论文部分内容阅读
非高斯性数据间的因果网络已经在经济学、生物学和环境学等学科得到了广泛应用.DirectLingam(Direct Method for Learning a Linear Non-Gaussian Structural Equation Model)算法是其中一个经典解法,但其存在维度达到25维度以上时外生变量(exogenous variable)识别率低的问题,进而产生级联效应,使得整个网络的估计误差随着层数增大越来越大.为此提出了一种基于负熵局部选择外生变量的DirectLingam算法(LS-DirectLingam),把变量的非高斯性作为外生变量选择的标准,用负熵来度量变量的非高斯,选择负熵最大的k个变量存入局部目标变量集合Lv中,在集合Lv中进一步去寻找外生变量,从而提高了外生变量的识别率.与基本的DirectLingam算法进行实验比较,结果表明LS-DirectLingam算法优于DirectLingam算法.

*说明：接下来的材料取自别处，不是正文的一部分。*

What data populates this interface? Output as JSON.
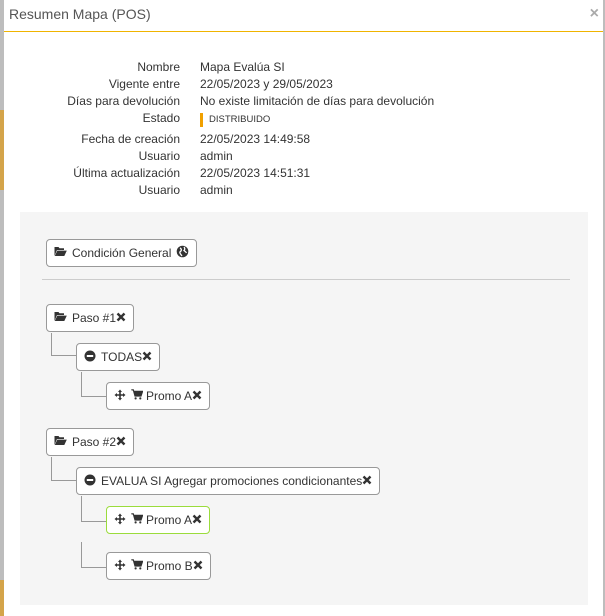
{
  "modal": {
    "title": "Resumen Mapa (POS)",
    "close_glyph": "×"
  },
  "info": {
    "nombre_label": "Nombre",
    "nombre_value": "Mapa Evalúa SI",
    "vigente_label": "Vigente entre",
    "vigente_value": "22/05/2023 y 29/05/2023",
    "dias_label": "Días para devolución",
    "dias_value": "No existe limitación de días para devolución",
    "estado_label": "Estado",
    "estado_value": "DISTRIBUIDO",
    "fecha_label": "Fecha de creación",
    "fecha_value": "22/05/2023 14:49:58",
    "usuario1_label": "Usuario",
    "usuario1_value": "admin",
    "actualizacion_label": "Última actualización",
    "actualizacion_value": "22/05/2023 14:51:31",
    "usuario2_label": "Usuario",
    "usuario2_value": "admin"
  },
  "tree": {
    "general": "Condición General",
    "paso1": "Paso #1",
    "paso1_cond": "TODAS",
    "paso1_promo": "Promo A",
    "paso2": "Paso #2",
    "paso2_cond": "EVALUA SI Agregar promociones condicionantes",
    "paso2_promo_a": "Promo A",
    "paso2_promo_b": "Promo B"
  },
  "colors": {
    "header_border": "#f0b400",
    "estado_bar": "#f0a000",
    "active_node_border": "#9bdc3c"
  },
  "icons": [
    "folder-open-icon",
    "globe-icon",
    "remove-icon",
    "minus-circle-icon",
    "move-icon",
    "cart-icon",
    "close-icon"
  ]
}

The causal network between non-Gaussian data has been widely used in economics, biology and environmental science, etc. DirectLingam (Direct Method for Learning a Linear Non-Gaussian Structural Equation Model) algorithm is one of the classical solutions, but its existence The problem of low recognition rate of exogenous variable when the dimension reaches more than 25 dimensions, and then there is a cascade effect, so that the estimation error of the whole network increases with the number of layers increasing.For this reason, The DirectLingam algorithm (LS-DirectLingam), which selects exogenous variables locally, uses the non-Gaussian variable as the criterion of exogenous variable selection. It uses negative entropy to measure the non-Gaussian variables and selects the k variables with the largest negative entropy to be stored in local targets Compared with the basic DirectLingam algorithm, the experimental results show that the LS-DirectLingam algorithm is superior to the DirectLingam algorithm.